Some updates of Java cause problems with Eclipse's networking operation. Specifically, Eclipse tries to use IPv6 instead of IPv4 and sometimes fails. When Eclipse starts up Tomcat, one of the final steps that it does is tests the a debug call to Tomcat. This is likely to be the part that is hanging. Fortunately, the fix is very easy. We simply tell Eclipse to use IPv4 instead.
To do this, edit the eclipse.ini file (found in the Eclipse directory) and add the following to the end of the file on its own line:
-Djava.net.preferIPv4Stack=true
Restart Eclipse and you should be good to go.

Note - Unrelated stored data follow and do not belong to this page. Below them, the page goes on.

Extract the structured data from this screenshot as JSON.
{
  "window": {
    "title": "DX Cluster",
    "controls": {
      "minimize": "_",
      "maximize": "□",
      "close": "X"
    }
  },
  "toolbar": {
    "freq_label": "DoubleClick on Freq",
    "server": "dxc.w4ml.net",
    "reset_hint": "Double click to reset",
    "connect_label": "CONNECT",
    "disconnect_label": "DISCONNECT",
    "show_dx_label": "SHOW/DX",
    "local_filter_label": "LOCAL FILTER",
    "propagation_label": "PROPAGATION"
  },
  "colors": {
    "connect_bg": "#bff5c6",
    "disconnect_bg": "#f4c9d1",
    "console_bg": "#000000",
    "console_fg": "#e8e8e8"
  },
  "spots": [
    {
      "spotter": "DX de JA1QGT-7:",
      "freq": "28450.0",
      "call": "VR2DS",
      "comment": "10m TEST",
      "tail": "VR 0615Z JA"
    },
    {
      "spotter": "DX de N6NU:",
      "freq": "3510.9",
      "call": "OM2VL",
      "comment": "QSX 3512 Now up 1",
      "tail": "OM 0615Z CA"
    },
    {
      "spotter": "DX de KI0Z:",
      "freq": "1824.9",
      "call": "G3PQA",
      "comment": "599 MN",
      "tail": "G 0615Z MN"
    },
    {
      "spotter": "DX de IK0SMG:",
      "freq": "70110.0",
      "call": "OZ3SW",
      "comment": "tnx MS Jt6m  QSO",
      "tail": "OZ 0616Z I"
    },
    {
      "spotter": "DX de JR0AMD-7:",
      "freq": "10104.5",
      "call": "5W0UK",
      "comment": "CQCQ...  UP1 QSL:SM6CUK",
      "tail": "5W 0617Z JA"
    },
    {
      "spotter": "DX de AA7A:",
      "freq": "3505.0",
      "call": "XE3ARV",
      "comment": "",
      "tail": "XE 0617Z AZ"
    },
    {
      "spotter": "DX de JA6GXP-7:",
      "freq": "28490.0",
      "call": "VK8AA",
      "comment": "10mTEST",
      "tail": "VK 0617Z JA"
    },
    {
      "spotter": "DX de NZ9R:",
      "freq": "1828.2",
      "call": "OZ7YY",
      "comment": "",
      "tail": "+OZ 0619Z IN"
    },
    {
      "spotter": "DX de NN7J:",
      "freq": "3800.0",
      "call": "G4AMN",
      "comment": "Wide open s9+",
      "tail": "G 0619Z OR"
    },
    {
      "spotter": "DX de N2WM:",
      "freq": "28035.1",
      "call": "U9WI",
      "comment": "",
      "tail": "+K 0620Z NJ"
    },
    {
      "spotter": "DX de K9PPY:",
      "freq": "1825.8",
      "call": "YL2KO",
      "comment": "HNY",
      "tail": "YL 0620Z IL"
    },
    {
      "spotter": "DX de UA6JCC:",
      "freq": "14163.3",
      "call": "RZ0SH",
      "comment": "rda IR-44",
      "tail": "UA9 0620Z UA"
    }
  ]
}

I had the same issue, it was due to the connectors I had defined (I only had an AJP connector).
Adding an HTTP connector to Tomcat's server.xml solved the problem.
I've found the answer (just after posting here which, ironically, seems to be how to find answer's to one's own question.)
The answer was that the port was being used by another process. I should've known but upgraded several different packages will do this. But onto the symptoms:
Tomcat starts successfully. Able to hit the application before timeout.
Eclipse looks like it's unable to determine whether the server has started or stopped.
HTTP is currently running under the default of 8080. Unfortunately, my data store was listening at 8080 (my guess as I'm not particularly sure what it does with the port except that it's allocated for jmx). I'm guessing that Eclipse is unable to detect Tomcat at 8080.
I got this problem, it seems that my tomcat version was buggy (tomcat 7.0.23)
switch your tomcat version to another (i.e tomcat 7.0.14) it works for me.
good luck
This could happen if two servlets have been mapped to the same request URL, Tomcat will start up fine but eclipse won't be able to generate the correct web.xml file and therefore won't be able to publish the webApp.
Check your servlet mapping #WebServlet("\TheURLThatShouldInvokeThisServlet") make sure two servlets dont have the same "TheURLThatShouldInvokeThisServlet".